Mme [A] [N] et Mme [F] [N] qui succombent à l’instance, seront condamnées aux dépens et seront déboutées de leur demande à ce titre.
o Sur les frais irrépétibles :
Aux termes de l’article 700 du code de procédure civile, le juge condamne la partie tenue aux dépens ou qui perd son procès à payer à l’autre partie la somme qu’il détermine, au titre des frais exposés et non compris dans les dépens. Dans tous les cas, le juge tient compte de l’équité ou de la situation économique de la partie condamnée.
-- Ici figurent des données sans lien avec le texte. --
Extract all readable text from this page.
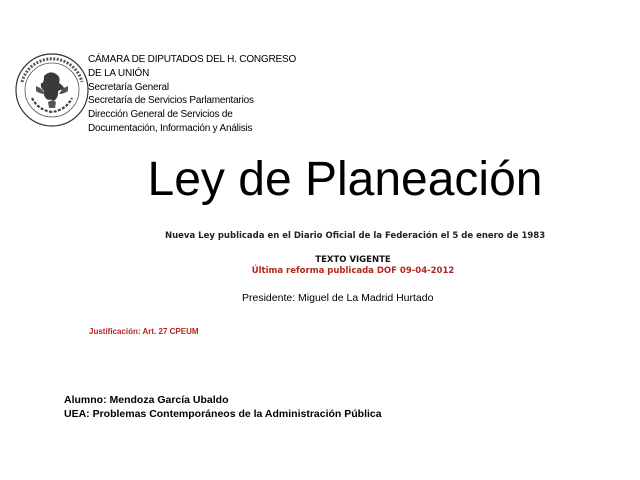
CÁMARA DE DIPUTADOS DEL H. CONGRESO
DE LA UNIÓN
Secretaría General
Secretaría de Servicios Parlamentarios
Dirección General de Servicios de
Documentación, Información y Análisis
Ley de Planeación
Nueva Ley publicada en el Diario Oficial de la Federación el 5 de enero de 1983
TEXTO VIGENTE
Última reforma publicada DOF 09-04-2012
Presidente: Miguel de La Madrid Hurtado
Justificación: Art. 27 CPEUM
Alumno: Mendoza García Ubaldo
UEA: Problemas Contemporáneos de la Administración Pública
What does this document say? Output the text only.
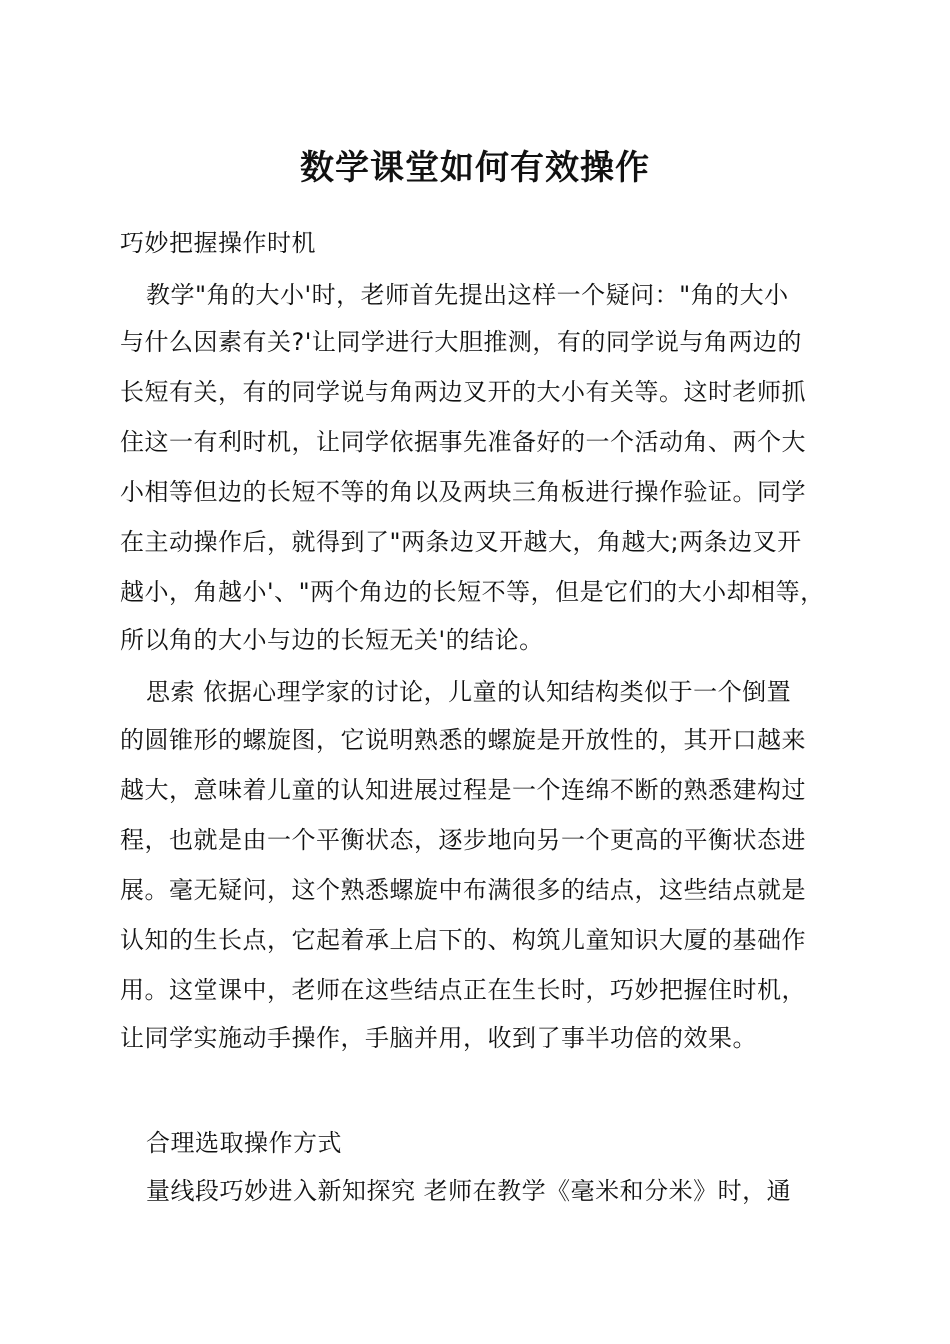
数学课堂如何有效操作
巧妙把握操作时机
教学"角的大小'时，老师首先提出这样一个疑问："角的大小
与什么因素有关?'让同学进行大胆推测，有的同学说与角两边的
长短有关，有的同学说与角两边叉开的大小有关等。这时老师抓
住这一有利时机，让同学依据事先准备好的一个活动角、两个大
小相等但边的长短不等的角以及两块三角板进行操作验证。同学
在主动操作后，就得到了"两条边叉开越大，角越大;两条边叉开
越小，角越小'、"两个角边的长短不等，但是它们的大小却相等，
所以角的大小与边的长短无关'的结论。
思索 依据心理学家的讨论，儿童的认知结构类似于一个倒置
的圆锥形的螺旋图，它说明熟悉的螺旋是开放性的，其开口越来
越大，意味着儿童的认知进展过程是一个连绵不断的熟悉建构过
程，也就是由一个平衡状态，逐步地向另一个更高的平衡状态进
展。毫无疑问，这个熟悉螺旋中布满很多的结点，这些结点就是
认知的生长点，它起着承上启下的、构筑儿童知识大厦的基础作
用。这堂课中，老师在这些结点正在生长时，巧妙把握住时机，
让同学实施动手操作，手脑并用，收到了事半功倍的效果。
合理选取操作方式
量线段巧妙进入新知探究 老师在教学《毫米和分米》时，通
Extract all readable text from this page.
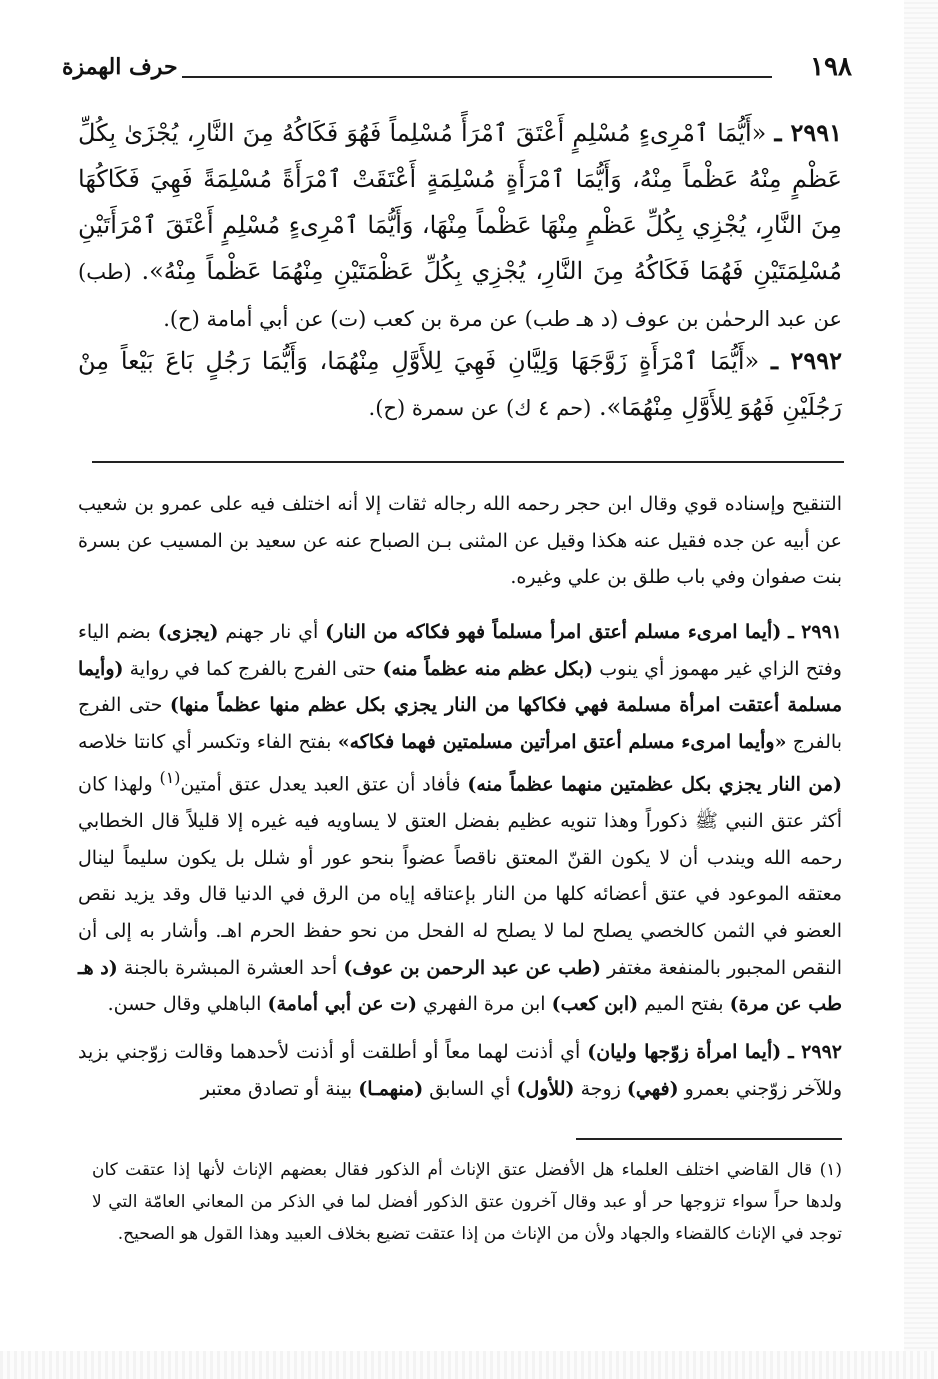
١٩٨
حرف الهمزة
٢٩٩١ ـ «أَيُّمَا ٱمْرِىءٍ مُسْلِمٍ أَعْتَقَ ٱمْرَأً مُسْلِماً فَهُوَ فَكَاكُهُ مِنَ النَّارِ، يُجْزَىٰ بِكُلِّ عَظْمٍ مِنْهُ عَظْماً مِنْهُ، وَأَيُّمَا ٱمْرَأَةٍ مُسْلِمَةٍ أَعْتَقَتْ ٱمْرَأَةً مُسْلِمَةً فَهِيَ فَكَاكُهَا مِنَ النَّارِ، يُجْزِي بِكُلِّ عَظْمٍ مِنْهَا عَظْماً مِنْهَا، وَأَيُّمَا ٱمْرِىءٍ مُسْلِمٍ أَعْتَقَ ٱمْرَأَتَيْنِ مُسْلِمَتَيْنِ فَهُمَا فَكَاكُهُ مِنَ النَّارِ، يُجْزِي بِكُلِّ عَظْمَتَيْنِ مِنْهُمَا عَظْماً مِنْهُ». (طب) عن عبد الرحمٰن بن عوف (د هـ طب) عن مرة بن كعب (ت) عن أبي أمامة (ح).
٢٩٩٢ ـ «أَيُّمَا ٱمْرَأَةٍ زَوَّجَهَا وَلِيَّانِ فَهِيَ لِلأَوَّلِ مِنْهُمَا، وَأَيُّمَا رَجُلٍ بَاعَ بَيْعاً مِنْ رَجُلَيْنِ فَهُوَ لِلأَوَّلِ مِنْهُمَا». (حم ٤ ك) عن سمرة (ح).
التنقيح وإسناده قوي وقال ابن حجر رحمه الله رجاله ثقات إلا أنه اختلف فيه على عمرو بن شعيب عن أبيه عن جده فقيل عنه هكذا وقيل عن المثنى بـن الصباح عنه عن سعيد بن المسيب عن بسرة بنت صفوان وفي باب طلق بن علي وغيره.
٢٩٩١ ـ (أيما امرىء مسلم أعتق امرأ مسلماً فهو فكاكه من النار) أي نار جهنم (يجزى) بضم الياء وفتح الزاي غير مهموز أي ينوب (بكل عظم منه عظماً منه) حتى الفرج بالفرج كما في رواية (وأيما مسلمة أعتقت امرأة مسلمة فهي فكاكها من النار يجزي بكل عظم منها عظماً منها) حتى الفرج بالفرج «وأيما امرىء مسلم أعتق امرأتين مسلمتين فهما فكاكه» بفتح الفاء وتكسر أي كانتا خلاصه (من النار يجزي بكل عظمتين منهما عظماً منه) فأفاد أن عتق العبد يعدل عتق أمتين$^{(١)}$ ولهذا كان أكثر عتق النبي ﷺ ذكوراً وهذا تنويه عظيم بفضل العتق لا يساويه فيه غيره إلا قليلاً قال الخطابي رحمه الله ويندب أن لا يكون القنّ المعتق ناقصاً عضواً بنحو عور أو شلل بل يكون سليماً لينال معتقه الموعود في عتق أعضائه كلها من النار بإعتاقه إياه من الرق في الدنيا قال وقد يزيد نقص العضو في الثمن كالخصي يصلح لما لا يصلح له الفحل من نحو حفظ الحرم اهـ. وأشار به إلى أن النقص المجبور بالمنفعة مغتفر (طب عن عبد الرحمن بن عوف) أحد العشرة المبشرة بالجنة (د هـ طب عن مرة) بفتح الميم (ابن كعب) ابن مرة الفهري (ت عن أبي أمامة) الباهلي وقال حسن.
٢٩٩٢ ـ (أيما امرأة زوّجها وليان) أي أذنت لهما معاً أو أطلقت أو أذنت لأحدهما وقالت زوّجني بزيد وللآخر زوّجني بعمرو (فهي) زوجة (للأول) أي السابق (منهمـا) بينة أو تصادق معتبر
(١) قال القاضي اختلف العلماء هل الأفضل عتق الإناث أم الذكور فقال بعضهم الإناث لأنها إذا عتقت كان ولدها حراً سواء تزوجها حر أو عبد وقال آخرون عتق الذكور أفضل لما في الذكر من المعاني العامّة التي لا توجد في الإناث كالقضاء والجهاد ولأن من الإناث من إذا عتقت تضيع بخلاف العبيد وهذا القول هو الصحيح.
Il peut, même d’office, pour des raisons tirées des mêmes considérations, dire qu’il n’y a pas lieu à ces condamnations.
En conséquence, Mme [A] [N] et Mme [F] [N] seront condamnées à payer aux consorts [W] la somme de 1.500 euros en application des dispositions de l’article 700 du code de procédure civile et seront déboutées de leur demande à ce titre.
PAR CES MOTIFS :
Le tribunal,
DEBOUTE Monsieur [Z] [C] et Madame [I] [R] de leur demande en paiement de la somme de 75 euros par mois jusqu’au versement complet de la somme de 12.740 euros ;
CONDAMNE Mme [A] [P] épouse [N] et Mme [F] [N] à payer à Monsieur [Z] [C] et Madame [I] [R] la somme de 3.600 euros au titre du préjudice de jouissance ;
CONDAMNE Mme [A] [P] épouse [N] et Mme [F] [N] à payer à Monsieur [Z] [C] et Madame [I] [R] la somme de 800 euros au titre du préjudice moral ;
DEBOUTE Monsieur [Z] [C] et Madame [I] [R] de leur demande d’exécution sous astreinte des obligations issues de l’arrêt rendu par la Cour d’appel d’AMIENS le 20 mai 2021 ;
DEBOUTE Mme [A] [P] épouse [N] et Mme [F] [N] de leur demande reconventionnelle de dommages et intérêts au titre de la résistance abusive ;
CONDAMNE Mme [A] [P] épouse [N] et Mme [F] [N] à payer à Monsieur [Z] [C] et Madame [I] [R] la somme de 1.500 euros en application de l’article 700 du code de procédure civile ;
DEBOUTE Mme [A] [P] épouse [N] et Mme [F] [N] de leur demande au titre de l’article 700 du code de procédure civile ;
CONDAMNE Mme [A] [P] épouse [N] et Mme [F] [N] aux dépens ;
DEBOUTE Mme [A] [P] épouse [N] et Mme [F] [N] de leur demande au titre des dépens ;
RAPPELLE que l’exécution provisoire de la décision est de droit ;
En foi de quoi, la présente décision a été signée par la présidente et le greffier.